GREEN BAY, Wis. — Brett Favre hopes Aaron Rodgers can win another Super Bowl with the Green Bay Packers, but he’s not optimistic that there will be another run given what he knows about the rift between Rodgers and the team.
In appearance on ESPN Wisconsin radio’s Wilde & Tausch, Favre on Wednesday detailed his text conversion with Rodgers and made comparisons to his own departure from the Packers in 2008.
But what was most striking was his prediction for how it will play out.
“Boy it’s a good question; that’s the million dollar question,” Favre said during a 45-minute interview on the show. “I think I know Aaron fairly well, and honestly I just don’t see him coming back and just saying, ‘All right, let’s just bury the hatchet, whatever caused the rift, and I’m just going to come back and play because I love the guys, I love the Green Bay fans — I assume he does — but his rift isn’t with the fans or the players. It’s with the front office. Will he just swallow his pride and come in? Maybe. But I don’t see that happening.
“If there’s not a trade, my gut tells me that he’d rather sit out than play. That’s just my gut. There’s no reason for me to say that other than that’s what my gut’s telling me, and I think you guys know Aaron fairly well enough to sort of feel the same way.”
He likened it to how Barry Sanders walked away from the Detroit Lions shortly before the 1999 season.
Favre said he texted Rodgers last Thursday, shortly after ESPN’s Adam Schefter reported that Rodgers has told some in the Packers’ organization that he no longer wants to play for the team that drafted him in 2005 to ultimately replace Favre in 2008, and joked that he asked Rodgers if he was going to play for the New Orleans Saints this year, referring to the team Favre grew up watching in Mississippi.
He said Rodgers replied by saying he didn’t think that was going to happen but added, “‘Thanks for checking on me. I’ll touch base with you after all this is over.’ “And that was it,” Favre added. “We haven’t talked since.”
Favre said he would be willing to talk through things with Rodgers and offer his perspective on how things ended in Green Bay for him. There are differences, though. Favre noted the primary one being that the team wanted a decision from Favre about whether he planned to play in 2008 and at the time Favre wasn’t ready to commit so he hastily retired. Ultimately, Favre changed his mind and wanted to return to the Packers, but by then they had moved on to Rodgers.
Favre, who was traded to the New York Jets and played there for one year before two seasons with the Minnesota Vikings, hopes things end differently for Rodgers.

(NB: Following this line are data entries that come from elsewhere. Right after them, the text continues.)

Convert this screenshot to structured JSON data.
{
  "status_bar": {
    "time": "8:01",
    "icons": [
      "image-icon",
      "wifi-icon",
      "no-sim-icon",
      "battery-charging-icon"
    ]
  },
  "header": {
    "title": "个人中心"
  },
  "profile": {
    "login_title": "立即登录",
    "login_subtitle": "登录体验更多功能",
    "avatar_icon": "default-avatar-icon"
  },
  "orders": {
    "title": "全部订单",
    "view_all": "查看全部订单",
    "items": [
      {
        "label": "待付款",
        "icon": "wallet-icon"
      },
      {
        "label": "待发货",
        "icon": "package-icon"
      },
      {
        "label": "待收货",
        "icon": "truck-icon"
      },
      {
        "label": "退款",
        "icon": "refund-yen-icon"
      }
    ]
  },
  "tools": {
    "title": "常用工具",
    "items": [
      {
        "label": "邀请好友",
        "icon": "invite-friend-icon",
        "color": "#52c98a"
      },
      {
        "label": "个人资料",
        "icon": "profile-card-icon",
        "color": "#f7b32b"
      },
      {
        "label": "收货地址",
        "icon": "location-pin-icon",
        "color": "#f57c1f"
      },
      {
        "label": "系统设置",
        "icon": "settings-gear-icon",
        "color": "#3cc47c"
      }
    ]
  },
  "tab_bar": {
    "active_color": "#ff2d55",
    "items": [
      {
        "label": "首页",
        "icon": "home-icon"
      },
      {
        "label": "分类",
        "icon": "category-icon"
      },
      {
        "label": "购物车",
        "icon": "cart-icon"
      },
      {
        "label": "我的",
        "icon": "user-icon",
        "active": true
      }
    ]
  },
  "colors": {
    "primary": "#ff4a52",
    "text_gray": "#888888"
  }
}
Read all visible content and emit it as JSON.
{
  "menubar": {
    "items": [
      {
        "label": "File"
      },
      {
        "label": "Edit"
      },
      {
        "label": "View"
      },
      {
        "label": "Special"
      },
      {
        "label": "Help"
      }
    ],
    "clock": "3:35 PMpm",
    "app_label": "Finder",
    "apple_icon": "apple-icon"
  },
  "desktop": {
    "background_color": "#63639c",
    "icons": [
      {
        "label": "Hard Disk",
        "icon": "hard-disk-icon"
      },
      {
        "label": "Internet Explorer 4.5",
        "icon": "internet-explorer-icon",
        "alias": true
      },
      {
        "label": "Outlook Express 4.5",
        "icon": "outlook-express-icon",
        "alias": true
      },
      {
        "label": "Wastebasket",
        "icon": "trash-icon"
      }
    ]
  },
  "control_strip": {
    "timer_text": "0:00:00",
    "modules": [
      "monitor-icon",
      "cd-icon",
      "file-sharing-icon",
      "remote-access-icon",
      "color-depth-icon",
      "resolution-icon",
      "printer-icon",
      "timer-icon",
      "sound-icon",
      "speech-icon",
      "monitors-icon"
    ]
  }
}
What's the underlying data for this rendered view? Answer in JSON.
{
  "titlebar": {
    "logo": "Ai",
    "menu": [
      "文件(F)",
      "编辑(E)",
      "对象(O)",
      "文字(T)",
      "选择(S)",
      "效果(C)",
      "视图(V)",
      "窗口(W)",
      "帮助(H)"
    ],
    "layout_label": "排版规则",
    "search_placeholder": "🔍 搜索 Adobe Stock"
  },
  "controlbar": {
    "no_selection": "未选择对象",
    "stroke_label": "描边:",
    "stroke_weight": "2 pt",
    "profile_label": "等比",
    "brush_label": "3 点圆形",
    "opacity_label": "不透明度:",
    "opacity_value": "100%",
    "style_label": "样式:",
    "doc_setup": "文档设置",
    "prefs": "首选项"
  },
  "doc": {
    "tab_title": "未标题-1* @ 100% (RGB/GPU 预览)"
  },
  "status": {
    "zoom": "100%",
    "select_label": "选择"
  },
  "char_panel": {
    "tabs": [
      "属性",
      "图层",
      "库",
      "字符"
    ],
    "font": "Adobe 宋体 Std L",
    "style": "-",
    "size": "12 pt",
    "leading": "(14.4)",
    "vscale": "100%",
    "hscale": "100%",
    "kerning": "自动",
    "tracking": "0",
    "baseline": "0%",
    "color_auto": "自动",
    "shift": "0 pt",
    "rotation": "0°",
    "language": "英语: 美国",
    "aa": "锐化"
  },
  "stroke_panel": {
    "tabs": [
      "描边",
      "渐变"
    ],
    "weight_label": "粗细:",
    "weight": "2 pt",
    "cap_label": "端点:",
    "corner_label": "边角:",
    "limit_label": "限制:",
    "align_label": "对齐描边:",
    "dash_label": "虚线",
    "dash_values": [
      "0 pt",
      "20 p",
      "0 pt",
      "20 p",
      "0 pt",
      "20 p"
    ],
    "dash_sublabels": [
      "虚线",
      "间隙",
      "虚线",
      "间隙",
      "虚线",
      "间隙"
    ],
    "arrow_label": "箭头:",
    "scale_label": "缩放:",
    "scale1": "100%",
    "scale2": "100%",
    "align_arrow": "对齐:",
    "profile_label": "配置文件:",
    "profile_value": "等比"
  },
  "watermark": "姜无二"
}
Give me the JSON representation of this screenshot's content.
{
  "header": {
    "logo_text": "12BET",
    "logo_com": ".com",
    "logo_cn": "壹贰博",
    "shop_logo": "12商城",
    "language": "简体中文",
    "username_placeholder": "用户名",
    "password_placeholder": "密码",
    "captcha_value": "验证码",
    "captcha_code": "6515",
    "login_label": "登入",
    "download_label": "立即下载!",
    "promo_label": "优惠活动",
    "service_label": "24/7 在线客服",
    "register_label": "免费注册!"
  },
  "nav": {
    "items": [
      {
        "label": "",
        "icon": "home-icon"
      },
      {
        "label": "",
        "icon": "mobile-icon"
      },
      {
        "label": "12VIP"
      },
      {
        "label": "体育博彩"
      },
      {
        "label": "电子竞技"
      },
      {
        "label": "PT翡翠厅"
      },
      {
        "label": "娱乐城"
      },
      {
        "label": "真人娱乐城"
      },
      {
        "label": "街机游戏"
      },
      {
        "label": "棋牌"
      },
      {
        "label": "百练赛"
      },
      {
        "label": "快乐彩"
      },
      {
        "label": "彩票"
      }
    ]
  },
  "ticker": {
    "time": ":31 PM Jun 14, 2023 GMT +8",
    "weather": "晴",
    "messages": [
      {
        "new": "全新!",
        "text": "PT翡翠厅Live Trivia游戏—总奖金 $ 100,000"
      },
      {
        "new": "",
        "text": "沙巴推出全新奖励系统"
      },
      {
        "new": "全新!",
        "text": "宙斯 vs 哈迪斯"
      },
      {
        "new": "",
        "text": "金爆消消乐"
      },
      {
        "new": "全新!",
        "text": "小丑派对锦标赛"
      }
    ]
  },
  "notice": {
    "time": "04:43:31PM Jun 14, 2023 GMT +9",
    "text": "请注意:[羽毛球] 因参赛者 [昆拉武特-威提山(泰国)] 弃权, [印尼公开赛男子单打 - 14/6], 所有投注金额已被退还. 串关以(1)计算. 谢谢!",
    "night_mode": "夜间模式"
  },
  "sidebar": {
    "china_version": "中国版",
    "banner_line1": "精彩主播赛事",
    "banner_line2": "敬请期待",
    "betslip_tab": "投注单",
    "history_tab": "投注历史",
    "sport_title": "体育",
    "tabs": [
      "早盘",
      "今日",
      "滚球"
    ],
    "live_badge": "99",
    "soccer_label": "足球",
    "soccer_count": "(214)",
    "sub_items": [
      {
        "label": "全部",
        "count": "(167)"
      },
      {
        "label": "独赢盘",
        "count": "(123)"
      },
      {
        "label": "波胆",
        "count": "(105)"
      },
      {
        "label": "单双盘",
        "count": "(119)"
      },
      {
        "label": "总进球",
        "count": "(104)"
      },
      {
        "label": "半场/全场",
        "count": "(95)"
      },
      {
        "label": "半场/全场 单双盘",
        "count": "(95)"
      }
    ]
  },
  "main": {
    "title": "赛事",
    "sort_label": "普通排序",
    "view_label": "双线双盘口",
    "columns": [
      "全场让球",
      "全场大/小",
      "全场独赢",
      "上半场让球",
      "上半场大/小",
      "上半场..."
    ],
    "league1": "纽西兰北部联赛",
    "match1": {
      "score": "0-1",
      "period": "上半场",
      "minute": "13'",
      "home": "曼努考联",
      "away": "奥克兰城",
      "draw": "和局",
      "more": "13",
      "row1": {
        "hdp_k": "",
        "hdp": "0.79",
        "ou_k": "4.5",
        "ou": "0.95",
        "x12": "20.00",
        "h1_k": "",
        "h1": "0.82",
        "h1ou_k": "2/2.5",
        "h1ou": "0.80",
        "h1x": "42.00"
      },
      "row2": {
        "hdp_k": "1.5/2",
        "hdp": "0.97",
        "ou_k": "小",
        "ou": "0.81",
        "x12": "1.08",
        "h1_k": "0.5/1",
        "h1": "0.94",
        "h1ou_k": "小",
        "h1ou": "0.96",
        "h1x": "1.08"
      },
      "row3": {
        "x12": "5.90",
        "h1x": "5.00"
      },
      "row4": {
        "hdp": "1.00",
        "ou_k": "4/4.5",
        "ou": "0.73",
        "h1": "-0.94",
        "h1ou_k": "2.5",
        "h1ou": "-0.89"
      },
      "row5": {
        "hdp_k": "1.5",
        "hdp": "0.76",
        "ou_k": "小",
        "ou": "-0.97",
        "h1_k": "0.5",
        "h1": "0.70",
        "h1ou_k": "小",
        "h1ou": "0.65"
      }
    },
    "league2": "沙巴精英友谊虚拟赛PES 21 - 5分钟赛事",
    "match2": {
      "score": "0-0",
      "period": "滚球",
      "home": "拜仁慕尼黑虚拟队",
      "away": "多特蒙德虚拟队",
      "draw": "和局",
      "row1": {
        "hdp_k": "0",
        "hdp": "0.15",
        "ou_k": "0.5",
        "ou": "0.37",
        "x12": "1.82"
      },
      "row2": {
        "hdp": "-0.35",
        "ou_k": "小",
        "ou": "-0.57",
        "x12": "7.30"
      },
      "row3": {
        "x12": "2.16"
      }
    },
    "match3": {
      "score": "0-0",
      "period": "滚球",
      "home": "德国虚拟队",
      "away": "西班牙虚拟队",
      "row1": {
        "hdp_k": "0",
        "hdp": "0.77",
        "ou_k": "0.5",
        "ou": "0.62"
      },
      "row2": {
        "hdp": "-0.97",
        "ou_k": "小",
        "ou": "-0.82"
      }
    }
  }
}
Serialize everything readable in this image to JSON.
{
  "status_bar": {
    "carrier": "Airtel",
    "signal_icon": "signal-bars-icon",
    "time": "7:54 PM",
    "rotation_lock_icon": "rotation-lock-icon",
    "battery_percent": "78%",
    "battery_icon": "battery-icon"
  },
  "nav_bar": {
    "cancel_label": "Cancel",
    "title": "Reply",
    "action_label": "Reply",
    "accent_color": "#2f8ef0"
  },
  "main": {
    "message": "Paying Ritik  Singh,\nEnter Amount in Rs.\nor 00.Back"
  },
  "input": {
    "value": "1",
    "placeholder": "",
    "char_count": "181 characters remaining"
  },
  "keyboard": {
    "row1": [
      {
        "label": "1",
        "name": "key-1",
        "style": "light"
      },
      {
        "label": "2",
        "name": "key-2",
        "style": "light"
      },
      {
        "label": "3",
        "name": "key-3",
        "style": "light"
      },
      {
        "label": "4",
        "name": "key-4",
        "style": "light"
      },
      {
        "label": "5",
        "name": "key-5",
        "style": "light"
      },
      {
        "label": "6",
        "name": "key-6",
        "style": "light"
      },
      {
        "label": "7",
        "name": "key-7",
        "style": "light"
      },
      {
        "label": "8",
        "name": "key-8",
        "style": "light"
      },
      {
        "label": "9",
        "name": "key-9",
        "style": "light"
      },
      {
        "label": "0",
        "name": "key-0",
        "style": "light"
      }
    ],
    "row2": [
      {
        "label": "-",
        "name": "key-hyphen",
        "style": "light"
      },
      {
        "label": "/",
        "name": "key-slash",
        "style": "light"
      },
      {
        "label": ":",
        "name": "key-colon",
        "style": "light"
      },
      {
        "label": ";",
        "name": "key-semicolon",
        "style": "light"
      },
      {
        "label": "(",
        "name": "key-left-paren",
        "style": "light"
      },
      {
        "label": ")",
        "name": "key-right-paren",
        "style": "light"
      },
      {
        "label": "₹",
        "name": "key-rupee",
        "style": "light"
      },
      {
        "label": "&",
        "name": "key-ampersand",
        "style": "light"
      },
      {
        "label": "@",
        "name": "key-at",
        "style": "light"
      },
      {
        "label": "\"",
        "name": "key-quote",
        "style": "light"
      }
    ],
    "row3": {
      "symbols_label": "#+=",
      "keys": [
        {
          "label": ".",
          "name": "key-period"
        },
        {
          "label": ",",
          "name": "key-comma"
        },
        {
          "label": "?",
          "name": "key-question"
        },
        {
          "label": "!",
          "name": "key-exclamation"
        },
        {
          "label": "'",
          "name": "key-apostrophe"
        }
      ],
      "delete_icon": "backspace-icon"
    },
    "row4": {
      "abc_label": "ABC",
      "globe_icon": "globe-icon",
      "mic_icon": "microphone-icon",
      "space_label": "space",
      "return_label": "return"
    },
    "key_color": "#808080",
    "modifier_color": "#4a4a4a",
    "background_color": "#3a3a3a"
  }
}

“I’d like to see him win a Super Bowl in Green Bay, another one,” Favre said. “But the thing is, life’s too short, I want him to be happy. He’s been there as long as I was there, and I know what that means and he’s put up unbelievable numbers. Win another Super Bowl and then do what you want to do, whether it’s keep playing, play somewhere else, whatever. But win one more in Green Bay and go out the way you want to go out.
“You don’t want to go out this way, whether it’s sit out or play somewhere else.”
The interview concluded with one final, pessimistic line from Favre.
“It’s going to be interesting what takes places here between now and the start of camp,” Favre said. “But right now I’m not very optimistic.”